- League: WMPBL
- Founded: 2024; 2 years ago
- History: Cavite 'Tol Patriots (2024–2025) Tagaytay 'Tol Patriots (2025)
- Location: Tagaytay, Cavite
- General manager: Micko Tolentino
- Head coach: Mandell Martirez
- Ownership: Francis Tolentino

= Tagaytay 'Tol Patriots =

Women's basketball team in the Philippines

The Tagaytay 'Tol Patriots (stylized as Tagaytay 'TOL Patriots), formerly the Cavite 'Tol Patriots, are a Filipino women's professional basketball team based in Tagaytay, Cavite. The team competes in the Women's Maharlika Pilipinas Basketball League (WMPBL), and is named after its owner, Senator Francis Tolentino.

== History ==
The Cavite 'Tol Patriots was formed around 2024 as a representative team for Cavite in the newly formed Women's Maharlika Pilipinas Basketball League (WMPBL) and is owned by Senator Francis "Tol" Tolentino. Tolentino also sponsors the WMPBL itself along with Manny Pacquiao and the MPBL Partylist. The first try-outs for the 'Tol Patriots was held in November 2024 in Tagaytay led by coach Norman Manguinao and coach Angelica Valera of Cavite State University.
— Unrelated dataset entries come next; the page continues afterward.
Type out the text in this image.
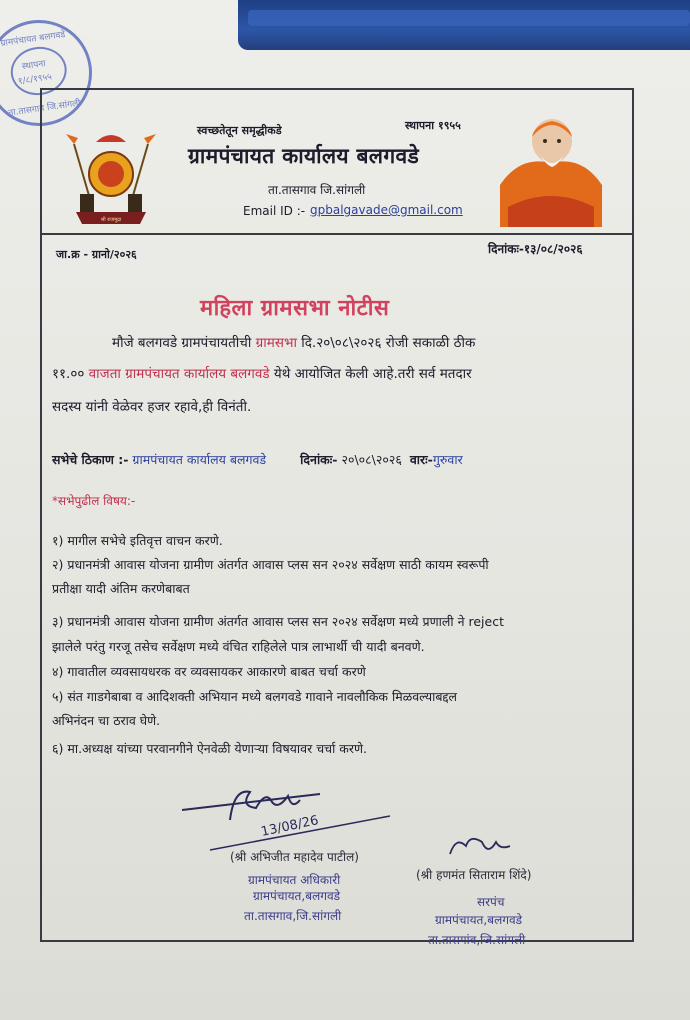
ग्रामपंचायत बलगवडे
स्थापना
१/८/१९५५
ता.तासगाव जि.सांगली
श्री राजमुद्रा
स्वच्छतेतून समृद्धीकडे	स्थापना १९५५
ग्रामपंचायत कार्यालय बलगवडे
ता.तासगाव जि.सांगली
Email ID :- gpbalgavade@gmail.com
जा.क्र - ग्रानो/२०२६	दिनांकः-१३/०८/२०२६
महिला ग्रामसभा नोटीस
मौजे बलगवडे ग्रामपंचायतीची ग्रामसभा दि.२०\०८\२०२६ रोजी सकाळी ठीक
११.०० वाजता ग्रामपंचायत कार्यालय बलगवडे येथे आयोजित केली आहे.तरी सर्व मतदार
सदस्य यांनी वेळेवर हजर रहावे,ही विनंती.
सभेचे ठिकाण :- ग्रामपंचायत कार्यालय बलगवडे	दिनांकः- २०\०८\२०२६ वारः-गुरुवार
*सभेपुढील विषय:-
१) मागील सभेचे इतिवृत्त वाचन करणे.
२) प्रधानमंत्री आवास योजना ग्रामीण अंतर्गत आवास प्लस सन २०२४ सर्वेक्षण साठी कायम स्वरूपी
प्रतीक्षा यादी अंतिम करणेबाबत
३) प्रधानमंत्री आवास योजना ग्रामीण अंतर्गत आवास प्लस सन २०२४ सर्वेक्षण मध्ये प्रणाली ने reject
झालेले परंतु गरजू तसेच सर्वेक्षण मध्ये वंचित राहिलेले पात्र लाभार्थी ची यादी बनवणे.
४) गावातील व्यवसायधरक वर व्यवसायकर आकारणे बाबत चर्चा करणे
५) संत गाडगेबाबा व आदिशक्ती अभियान मध्ये बलगवडे गावाने नावलौकिक मिळवल्याबद्दल
अभिनंदन चा ठराव घेणे.
६) मा.अध्यक्ष यांच्या परवानगीने ऐनवेळी येणाऱ्या विषयावर चर्चा करणे.
13/08/26
(श्री अभिजीत महादेव पाटील)
ग्रामपंचायत अधिकारी
ग्रामपंचायत,बलगवडे
ता.तासगाव,जि.सांगली
(श्री हणमंत सिताराम शिंदे)
सरपंच
ग्रामपंचायत,बलगवडे
ता.तासगांव,जि.सांगली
At the 2025 WMPBL Invitational Tournament, the Patriots advanced to the quarterfinals as the fourth seeded team. However they got eliminated by Discovery Perlas which held a twice-to-beat advantage.

They played at the 2025 regular season under the newly professionalized WMPBL as the Tagaytay–Tol Patriots.